# reading and following mma books



## hma123 (Jul 3, 2009)

This probly sounds like a dum question,but ive recently purchased a mma book, shows moves,etc.  Theres just SO much to look at that i dont know and in general. I have no clue really where to start in the book or any of my others for that matter. These books have alot to offer, where should i start (no im not a beginner,so i dont think the very start) but theres alot of stuff in the book i know but ALOT that i dont know.  

What is it, just pick a move i like and drill it,learn as much as i can at once, take each move very slow until i master it,i dont know. 

BTW its a standup book but i have a ground book that i dont know where to start or use it either.
THANKS!!


----------



## jarrod (Jul 3, 2009)

flip through & see what grabs you.  it probably grabbed you for a reason.

best of luck, supplemental book training is FUN.

jf


----------



## tallgeese (Jul 9, 2009)

Pick a spot or aspect that you're having trouble with.  Take a look and find some things that might be applicable and start there.

So, have trouble crashing the gap to engage?  Find the section on shooting and start working.  Trouble finishing from a position?  Look up some subs from there.  Is  transitioning difficult?  Lots of those books include drilling on such things.  Take a look at those.

Generally, you'll get better reference material that pertinent to you if approach it this way.

Good luck.  Which book did you end up with?


----------



## Andrew Green (Jul 9, 2009)

hma123 said:


> This probly sounds like a dum question,but ive recently purchased a mma book, shows moves,etc.  Theres just SO much to look at that i dont know and in general. I have no clue really where to start in the book or any of my others for that matter. These books have alot to offer, where should i start (no im not a beginner,so i dont think the very start) but theres alot of stuff in the book i know but ALOT that i dont know.
> 
> What is it, just pick a move i like and drill it,learn as much as i can at once, take each move very slow until i master it,i dont know.
> 
> ...



Martial arts books are generally written for, and used as references, not instructional guides to follow from beginning to end in order to learn a skill set.

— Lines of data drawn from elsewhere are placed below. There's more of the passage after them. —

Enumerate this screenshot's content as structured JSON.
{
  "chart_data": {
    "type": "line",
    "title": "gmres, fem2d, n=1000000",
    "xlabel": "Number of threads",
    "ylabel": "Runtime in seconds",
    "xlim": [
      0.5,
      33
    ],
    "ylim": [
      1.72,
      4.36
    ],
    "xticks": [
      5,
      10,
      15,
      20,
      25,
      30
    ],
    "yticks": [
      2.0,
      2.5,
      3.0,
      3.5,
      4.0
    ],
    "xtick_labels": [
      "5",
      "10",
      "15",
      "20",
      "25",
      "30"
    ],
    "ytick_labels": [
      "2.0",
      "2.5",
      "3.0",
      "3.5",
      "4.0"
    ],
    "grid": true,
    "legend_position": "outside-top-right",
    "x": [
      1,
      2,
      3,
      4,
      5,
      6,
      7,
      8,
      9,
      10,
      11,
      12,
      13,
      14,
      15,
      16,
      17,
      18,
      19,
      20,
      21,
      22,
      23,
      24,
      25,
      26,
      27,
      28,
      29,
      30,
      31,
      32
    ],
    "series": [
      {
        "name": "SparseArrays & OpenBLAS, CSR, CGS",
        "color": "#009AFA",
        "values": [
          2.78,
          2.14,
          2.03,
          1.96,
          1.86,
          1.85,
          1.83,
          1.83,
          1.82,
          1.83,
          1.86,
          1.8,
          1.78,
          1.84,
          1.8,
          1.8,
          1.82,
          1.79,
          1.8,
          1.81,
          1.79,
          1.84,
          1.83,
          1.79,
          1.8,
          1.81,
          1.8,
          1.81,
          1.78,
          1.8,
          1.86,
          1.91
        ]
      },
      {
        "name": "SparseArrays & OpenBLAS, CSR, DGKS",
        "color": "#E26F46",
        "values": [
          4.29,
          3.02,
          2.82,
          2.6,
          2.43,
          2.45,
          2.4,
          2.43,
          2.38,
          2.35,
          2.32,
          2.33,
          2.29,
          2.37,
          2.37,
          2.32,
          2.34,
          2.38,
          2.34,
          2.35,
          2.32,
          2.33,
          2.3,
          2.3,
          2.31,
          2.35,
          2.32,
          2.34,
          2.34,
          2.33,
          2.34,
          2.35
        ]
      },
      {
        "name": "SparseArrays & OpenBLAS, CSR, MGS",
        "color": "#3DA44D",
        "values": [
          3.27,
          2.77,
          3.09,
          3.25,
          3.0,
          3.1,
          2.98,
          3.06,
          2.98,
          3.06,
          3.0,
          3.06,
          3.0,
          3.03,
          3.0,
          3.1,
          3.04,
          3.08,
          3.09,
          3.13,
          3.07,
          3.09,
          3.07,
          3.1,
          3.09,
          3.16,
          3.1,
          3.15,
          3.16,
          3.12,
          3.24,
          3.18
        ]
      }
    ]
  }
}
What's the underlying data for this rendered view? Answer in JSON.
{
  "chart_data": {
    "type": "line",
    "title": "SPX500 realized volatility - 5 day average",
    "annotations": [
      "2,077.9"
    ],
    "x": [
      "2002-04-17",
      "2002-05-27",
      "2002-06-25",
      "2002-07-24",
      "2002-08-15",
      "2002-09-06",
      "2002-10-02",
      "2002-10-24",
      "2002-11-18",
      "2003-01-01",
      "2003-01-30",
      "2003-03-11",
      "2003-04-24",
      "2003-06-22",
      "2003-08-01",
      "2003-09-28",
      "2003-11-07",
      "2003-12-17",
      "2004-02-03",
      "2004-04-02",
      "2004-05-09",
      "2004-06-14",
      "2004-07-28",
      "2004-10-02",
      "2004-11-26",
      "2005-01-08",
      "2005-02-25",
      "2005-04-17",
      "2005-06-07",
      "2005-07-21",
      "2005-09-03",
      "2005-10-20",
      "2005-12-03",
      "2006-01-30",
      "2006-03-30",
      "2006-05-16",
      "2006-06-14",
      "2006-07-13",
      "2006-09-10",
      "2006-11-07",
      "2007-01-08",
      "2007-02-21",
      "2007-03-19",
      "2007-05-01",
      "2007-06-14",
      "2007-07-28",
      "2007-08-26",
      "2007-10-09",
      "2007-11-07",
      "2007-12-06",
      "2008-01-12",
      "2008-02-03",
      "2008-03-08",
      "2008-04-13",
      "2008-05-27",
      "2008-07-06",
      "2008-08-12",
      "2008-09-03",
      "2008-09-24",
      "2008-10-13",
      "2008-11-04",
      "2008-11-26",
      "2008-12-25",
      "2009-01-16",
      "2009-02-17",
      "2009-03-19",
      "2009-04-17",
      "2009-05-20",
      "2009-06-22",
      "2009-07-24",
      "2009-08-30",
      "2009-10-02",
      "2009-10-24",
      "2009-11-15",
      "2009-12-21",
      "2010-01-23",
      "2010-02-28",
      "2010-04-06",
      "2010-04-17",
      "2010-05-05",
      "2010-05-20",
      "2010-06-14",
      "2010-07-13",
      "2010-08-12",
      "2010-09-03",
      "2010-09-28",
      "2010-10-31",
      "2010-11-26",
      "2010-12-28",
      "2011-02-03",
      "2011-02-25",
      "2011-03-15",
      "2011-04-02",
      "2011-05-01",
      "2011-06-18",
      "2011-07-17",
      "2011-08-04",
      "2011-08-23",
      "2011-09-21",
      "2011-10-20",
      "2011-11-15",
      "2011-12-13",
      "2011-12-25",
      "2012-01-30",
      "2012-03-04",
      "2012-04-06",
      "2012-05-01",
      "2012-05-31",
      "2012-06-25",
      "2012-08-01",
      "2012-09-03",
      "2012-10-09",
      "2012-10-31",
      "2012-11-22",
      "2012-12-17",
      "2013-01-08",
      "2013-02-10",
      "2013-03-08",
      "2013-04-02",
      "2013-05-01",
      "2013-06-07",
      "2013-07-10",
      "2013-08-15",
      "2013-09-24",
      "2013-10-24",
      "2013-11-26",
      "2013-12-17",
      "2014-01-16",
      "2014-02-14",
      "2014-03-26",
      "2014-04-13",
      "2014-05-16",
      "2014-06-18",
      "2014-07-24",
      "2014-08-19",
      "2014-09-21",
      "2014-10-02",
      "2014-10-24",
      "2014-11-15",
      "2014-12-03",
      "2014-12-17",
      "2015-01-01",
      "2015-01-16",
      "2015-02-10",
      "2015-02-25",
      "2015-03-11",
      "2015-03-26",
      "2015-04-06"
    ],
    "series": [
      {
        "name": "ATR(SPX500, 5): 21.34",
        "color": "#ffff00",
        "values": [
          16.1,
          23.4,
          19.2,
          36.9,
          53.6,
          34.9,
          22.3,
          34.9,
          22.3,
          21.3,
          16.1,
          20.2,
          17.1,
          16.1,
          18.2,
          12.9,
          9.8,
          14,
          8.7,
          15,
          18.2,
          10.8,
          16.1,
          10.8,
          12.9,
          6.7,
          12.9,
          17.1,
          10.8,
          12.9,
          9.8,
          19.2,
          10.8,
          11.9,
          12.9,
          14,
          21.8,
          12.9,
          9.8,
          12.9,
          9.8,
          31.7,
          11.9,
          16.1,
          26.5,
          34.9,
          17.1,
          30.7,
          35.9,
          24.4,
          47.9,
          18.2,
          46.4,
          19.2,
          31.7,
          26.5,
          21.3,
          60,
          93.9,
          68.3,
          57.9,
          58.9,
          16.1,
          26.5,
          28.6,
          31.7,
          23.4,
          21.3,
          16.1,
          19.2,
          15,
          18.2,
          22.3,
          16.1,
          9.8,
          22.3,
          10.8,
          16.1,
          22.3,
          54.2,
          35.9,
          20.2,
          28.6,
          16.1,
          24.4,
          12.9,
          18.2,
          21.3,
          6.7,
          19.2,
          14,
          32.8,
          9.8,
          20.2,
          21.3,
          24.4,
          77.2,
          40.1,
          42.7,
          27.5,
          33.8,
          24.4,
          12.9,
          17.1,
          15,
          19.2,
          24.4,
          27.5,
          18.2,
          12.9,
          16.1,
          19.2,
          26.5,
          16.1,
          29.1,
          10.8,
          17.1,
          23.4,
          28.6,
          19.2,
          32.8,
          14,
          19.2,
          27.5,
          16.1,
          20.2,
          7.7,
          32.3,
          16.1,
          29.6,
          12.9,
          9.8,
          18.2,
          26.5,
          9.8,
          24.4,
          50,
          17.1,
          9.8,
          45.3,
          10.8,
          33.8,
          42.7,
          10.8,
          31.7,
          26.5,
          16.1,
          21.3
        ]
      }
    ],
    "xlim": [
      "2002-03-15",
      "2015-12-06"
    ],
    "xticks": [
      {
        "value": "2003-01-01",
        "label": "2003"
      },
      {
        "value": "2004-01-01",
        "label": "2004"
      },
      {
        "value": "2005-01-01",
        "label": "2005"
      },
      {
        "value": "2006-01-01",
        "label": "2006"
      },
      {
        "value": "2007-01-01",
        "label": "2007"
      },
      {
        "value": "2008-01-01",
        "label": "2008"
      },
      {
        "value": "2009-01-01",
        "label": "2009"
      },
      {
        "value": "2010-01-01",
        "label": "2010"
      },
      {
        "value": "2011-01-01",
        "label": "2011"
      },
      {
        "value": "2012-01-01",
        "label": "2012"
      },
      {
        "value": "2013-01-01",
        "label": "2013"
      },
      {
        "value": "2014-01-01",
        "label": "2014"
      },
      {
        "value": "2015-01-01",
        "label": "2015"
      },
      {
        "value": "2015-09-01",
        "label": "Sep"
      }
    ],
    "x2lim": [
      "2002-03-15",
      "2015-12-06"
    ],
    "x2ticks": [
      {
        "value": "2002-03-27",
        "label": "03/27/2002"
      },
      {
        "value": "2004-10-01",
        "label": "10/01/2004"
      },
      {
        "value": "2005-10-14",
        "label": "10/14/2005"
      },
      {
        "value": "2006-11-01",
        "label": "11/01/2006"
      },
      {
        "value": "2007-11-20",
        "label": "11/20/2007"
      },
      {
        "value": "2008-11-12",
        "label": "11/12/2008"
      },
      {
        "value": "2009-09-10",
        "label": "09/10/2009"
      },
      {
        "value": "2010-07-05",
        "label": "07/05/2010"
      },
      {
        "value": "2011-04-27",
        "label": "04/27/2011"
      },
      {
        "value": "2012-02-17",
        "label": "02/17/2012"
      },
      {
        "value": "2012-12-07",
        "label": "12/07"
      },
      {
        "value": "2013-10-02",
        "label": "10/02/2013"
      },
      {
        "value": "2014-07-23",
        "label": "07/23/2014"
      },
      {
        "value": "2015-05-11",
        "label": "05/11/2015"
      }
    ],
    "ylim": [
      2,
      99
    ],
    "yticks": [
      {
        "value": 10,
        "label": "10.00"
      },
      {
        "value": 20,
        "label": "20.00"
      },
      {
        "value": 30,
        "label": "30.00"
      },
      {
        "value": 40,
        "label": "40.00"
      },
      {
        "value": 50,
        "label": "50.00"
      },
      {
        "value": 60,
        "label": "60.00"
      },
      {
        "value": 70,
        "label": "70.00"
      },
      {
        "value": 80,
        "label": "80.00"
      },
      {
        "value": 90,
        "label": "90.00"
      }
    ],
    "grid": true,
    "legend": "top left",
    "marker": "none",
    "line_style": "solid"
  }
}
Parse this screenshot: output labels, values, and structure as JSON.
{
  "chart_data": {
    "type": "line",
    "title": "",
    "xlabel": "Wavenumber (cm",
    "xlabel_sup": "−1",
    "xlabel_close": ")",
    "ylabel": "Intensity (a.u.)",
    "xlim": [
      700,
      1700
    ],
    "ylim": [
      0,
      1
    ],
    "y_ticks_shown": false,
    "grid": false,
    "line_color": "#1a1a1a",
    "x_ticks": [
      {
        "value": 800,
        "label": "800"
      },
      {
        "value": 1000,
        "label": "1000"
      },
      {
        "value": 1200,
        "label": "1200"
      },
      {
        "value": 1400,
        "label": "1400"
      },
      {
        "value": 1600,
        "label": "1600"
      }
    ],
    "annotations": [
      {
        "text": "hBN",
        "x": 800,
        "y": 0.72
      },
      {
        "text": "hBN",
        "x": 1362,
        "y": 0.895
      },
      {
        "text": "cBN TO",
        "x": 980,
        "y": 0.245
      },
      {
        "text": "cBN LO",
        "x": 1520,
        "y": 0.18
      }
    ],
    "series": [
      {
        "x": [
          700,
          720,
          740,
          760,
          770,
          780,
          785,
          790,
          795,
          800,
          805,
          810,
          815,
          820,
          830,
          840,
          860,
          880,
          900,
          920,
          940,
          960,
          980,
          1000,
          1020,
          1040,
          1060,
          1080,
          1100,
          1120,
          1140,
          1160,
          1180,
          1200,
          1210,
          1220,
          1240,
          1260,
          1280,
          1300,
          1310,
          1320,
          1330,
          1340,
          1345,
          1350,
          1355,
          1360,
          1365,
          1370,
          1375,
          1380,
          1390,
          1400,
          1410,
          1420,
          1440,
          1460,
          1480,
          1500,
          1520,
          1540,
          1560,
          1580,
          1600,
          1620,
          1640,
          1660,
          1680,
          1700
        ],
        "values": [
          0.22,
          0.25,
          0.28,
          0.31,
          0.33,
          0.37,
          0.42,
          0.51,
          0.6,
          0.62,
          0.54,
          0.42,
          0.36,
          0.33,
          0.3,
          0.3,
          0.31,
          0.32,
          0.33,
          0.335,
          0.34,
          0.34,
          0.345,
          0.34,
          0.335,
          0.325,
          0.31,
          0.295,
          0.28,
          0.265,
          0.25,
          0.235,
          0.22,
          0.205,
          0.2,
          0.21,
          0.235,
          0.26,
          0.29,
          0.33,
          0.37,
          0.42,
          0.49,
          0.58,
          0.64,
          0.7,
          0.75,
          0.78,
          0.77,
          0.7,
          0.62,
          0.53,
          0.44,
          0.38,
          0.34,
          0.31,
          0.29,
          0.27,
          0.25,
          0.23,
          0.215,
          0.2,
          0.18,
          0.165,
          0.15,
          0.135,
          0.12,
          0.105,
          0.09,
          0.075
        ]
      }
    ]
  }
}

Learning martial arts from a book would be like trying to learn English from a dictionary.  Might be possible, but it's going to be really hard and really slow going.  A dictionary shows you words and definitions, with little hints as too their use, but it doesn't really teach you the language.  Gaining grammar, sentence structure, speaking patterns, which words too use at which times when several have similar meanings, etc.  All that is missing.

Same thing when trying to learn from a book.  You might learn techniques, but you will have a very hard time learning the "flow" that actually lets you play the game well.  You can use the book to add moves into your existing skill set, or too fine tune your understanding of certain moves, but too really get into it you need to find some people that already speak the language and are willing too teach you.


----------



## tallgeese (Jul 9, 2009)

I'd agree.  Stuff from books should be supplemental in nature and not a primary learning tactic.  That said, I've pulled more than a few drills from sources like this over the years and a handful of tactics as well.

It's certainly easier if you are well grounded in what you're doing and have an understanding of the material.  Still, I'd relegate it to a secondary way of learning.


----------



## Nolerama (Jul 9, 2009)

Make sure you have a couple of good training partners who aren't out there to kill you on the mat or in the ring. Drill the tech you see in the book. Look for it elsewhere (I'm sure you can find them or variants all over Youtube) and discuss your thoughts on each technique after your training session.


----------



## still learning (Jul 29, 2009)

Hello, I love to read and watch martial art videos.....

If you can learn just one thing...from these materials....GREAT....learning comes in all forms..

Even this site is a learning tool (reading)....

If one is limited his knowledge...is limiting there training...

just saw a video..pointing out the how to get out of a rear choke hold on lthe ground...instead of pullling down...push up...Video gave a good pointer....

Aloha,   .....102 books....568 more to go...


----------